Can someone please give a reason, therefore, for deleting accurate information from this article? Phil Sandifer 22:22, 16 February 2006 (UTC)
1 That you have spoken to Fish about this issue is unverifiable, and I for one don't believe you. Er sorry, I mean... I have Stanley Fish right here and he's saying that what he intended to say was that authorial intent is meaningless. (sigh)
2 That NYT article is just another example of what Fish does. He approaches an established debate, makes some concessions to one side or the other and then explains why the debate in its current form is meaningless. The statements in this Wikipedia article shoehorn Fish back into the established debate that he deftly sidesteps in the NYT article. If it said that he wrote something like, "All interpretation would be by definition interpretation of authorial intent, but true interpretation is impossible anyway, because of the limitations of interpretive communities, etc," then you'd be closer to summarizing what he said in the NYT article.

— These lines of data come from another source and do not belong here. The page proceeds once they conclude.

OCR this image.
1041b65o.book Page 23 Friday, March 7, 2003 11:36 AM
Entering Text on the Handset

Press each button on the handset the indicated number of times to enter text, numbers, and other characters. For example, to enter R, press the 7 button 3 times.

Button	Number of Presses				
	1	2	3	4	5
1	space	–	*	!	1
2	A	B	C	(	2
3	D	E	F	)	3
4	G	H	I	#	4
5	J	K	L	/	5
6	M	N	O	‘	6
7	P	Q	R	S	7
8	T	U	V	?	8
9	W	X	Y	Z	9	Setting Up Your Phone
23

The current Wikipedia article makes it seem as if he's taken sides against the arguments made in Wimsatt and Beardsley's seminal paper "The Intentional Fallacy," and that he has not done.
3 The reason Wikipedia is riddled with errors and will always be riddled with errors is that there are posers like Phil who will take ownership of material they don't understand and prevent those who do from making corrections.